"It profits me but little that a vigilant authority always protects the tranquillity of my pleasures and constantly averts all dangers from my path, without my care or concern, if this same authority is the absolute master of my liberty and my life."

--Alexis de Tocqueville, Democracy in America

Wednesday, June 27, 2012

Coming Soon to a Municipality Near You....

The City of Stockton, California, today sought bankruptcy protection:

Salaries for current workers and benefits for them and former employees account for about 68 percent of the city’s general fund, the city said.

The city has cut services so much the last two years that “public safety is at a crisis level,” officials said in a June 5 fiscal report. Unemployment, at 15.4 percent in April, was almost double the national average according to the U.S. Department of Labor.

Stockton ranked third in murders last year among large California cities, behind Los Angeles and Oakland, according to FBI data.

The collapse of the housing market left Stockton to contend with mounting retiree health-care costs and eroding tax dollars in the wake of the recession, amid accounting errors that overstated municipal revenues.
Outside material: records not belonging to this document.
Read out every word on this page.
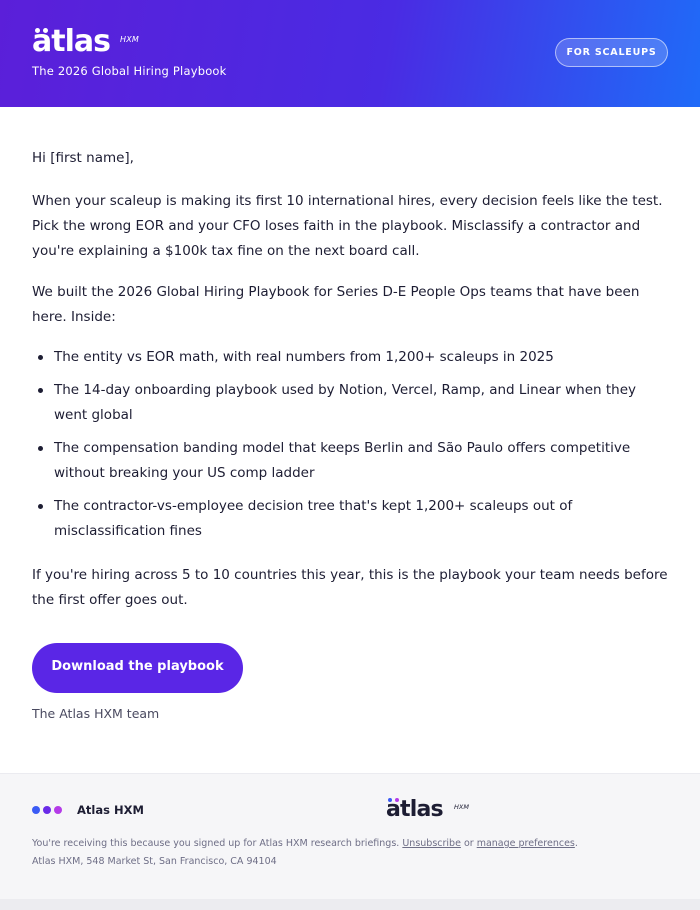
atlas HXM
The 2026 Global Hiring Playbook
FOR SCALEUPS
Hi [first name],
When your scaleup is making its first 10 international hires, every decision feels like the test. Pick the wrong EOR and your CFO loses faith in the playbook. Misclassify a contractor and you're explaining a $100k tax fine on the next board call.
We built the 2026 Global Hiring Playbook for Series D-E People Ops teams that have been here. Inside:
The entity vs EOR math, with real numbers from 1,200+ scaleups in 2025
The 14-day onboarding playbook used by Notion, Vercel, Ramp, and Linear when they went global
The compensation banding model that keeps Berlin and São Paulo offers competitive without breaking your US comp ladder
The contractor-vs-employee decision tree that's kept 1,200+ scaleups out of misclassification fines
If you're hiring across 5 to 10 countries this year, this is the playbook your team needs before the first offer goes out.
Download the playbook
The Atlas HXM team
Atlas HXM	atlas HXM
You're receiving this because you signed up for Atlas HXM research briefings. Unsubscribe or manage preferences.
Atlas HXM, 548 Market St, San Francisco, CA 94104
One in every 195 homes in Stockton’s metropolitan area received a foreclosure filing in May, the fifth-highest rate in the U.S.

Reading between the lines, you have highly-compensated public employees, both current and retired, living high on the hog off the tax dollars of an increasingly poor community with high unemployment, high crime, and a deteriorating housing market.    Sound familiar, America?   How about you, Detroit?   Sound familiar?   Chicago?   Milwaukee?   Anybody?


Update: Stockton's median household income is $45,730, well beneath the state average.   But, according to the WSJ, the city has "$800 million unfunded liability for pensions and retiree health benefits.... which are not pre-funded [and] are expected to grow by 7.5% annually for the foreseeable future. Pension costs are about 40% of what the city pays on worker salaries and are also growing. The average firefighter costs the city about $157,000 a year in pay and benefits and can retire at age 50 with a pension equal to 90% of his highest year's salary plus nearly free lifetime health benefits."

How exactly did anyone think that was a sustainable business model? 

More to the point, how did anyone think that was moral in a town as poor as Stockton?